対象および方法:研究期間中(2020年1月~2022年12月)に当科で脊椎手術を受けた退行性腰椎疾患(腰椎椎間板ヘルニアおよび腰部脊柱管狭窄症)の連続症例196例を対象に,後ろ向きコホート研究を行った.IVDD重症度評価はMRIを用いてPfirrmann分類(grade 1~5)に基づいて行い,すべての腰椎椎間板(L1/L2~L5/S)のPfirrmann分類を合計し,累積Pfirrmann分類(grade 5~25)を算出した.血清ペリオスチン値は酵素結合免疫吸着測定法(ELISA)キット(シノテスト社)を用いて測定した.まず累積Pfirrmann分類と血清ペリオスチン値の間で,Spearman順位相関係数(Spearman’s ρ)を算出した.次に累積Pfirrmann分類(中央値17を基準にカテゴリー化)と血清ペリオスチン値(中央値31ng/mlを基準にカテゴリー化)の関係を調べるために,多変量ロジスティック回帰を行ってオッズ比(OR)と95%信頼区間(95%CI)を計算した.潜在的交絡因子として,年齢,性別,body mass index(BMI),併存疾患(Charlson併存疾患指数),貧血,脊椎疾患(腰椎椎間板ヘルニアおよび腰部脊柱管狭窄症)を調査した.

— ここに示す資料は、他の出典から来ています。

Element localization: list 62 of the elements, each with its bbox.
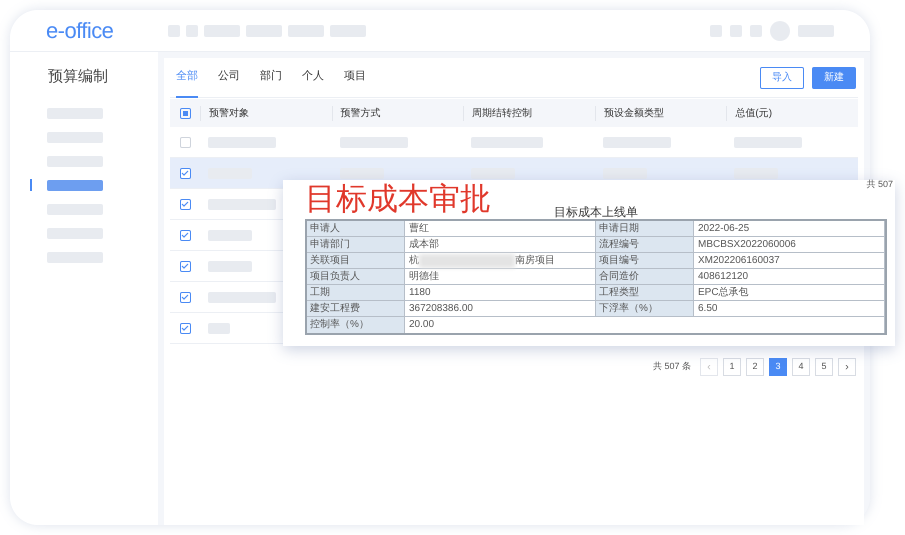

結 果:椎間板変性の重症度(累積Pfirrmann分類)と血清ペリオスチン値との間に有意な相関関係があった(Spearman’s ρ=0.690,p<0.001).すべての潜在的交絡因子を調整した多変量回帰モデルにおいて,血清ペリオスチン値(>31ng/ml)は累積Pfirrmann分類(>17)と有意に関連していた(OR=19.4,95%CI:8.2~46.0).
結 論:血清ペリオスチン値は,IVDDの診断や進行度・活動性の評価,予後予測や治療選択の判断に有用なバイオマーカーとなる可能性がある.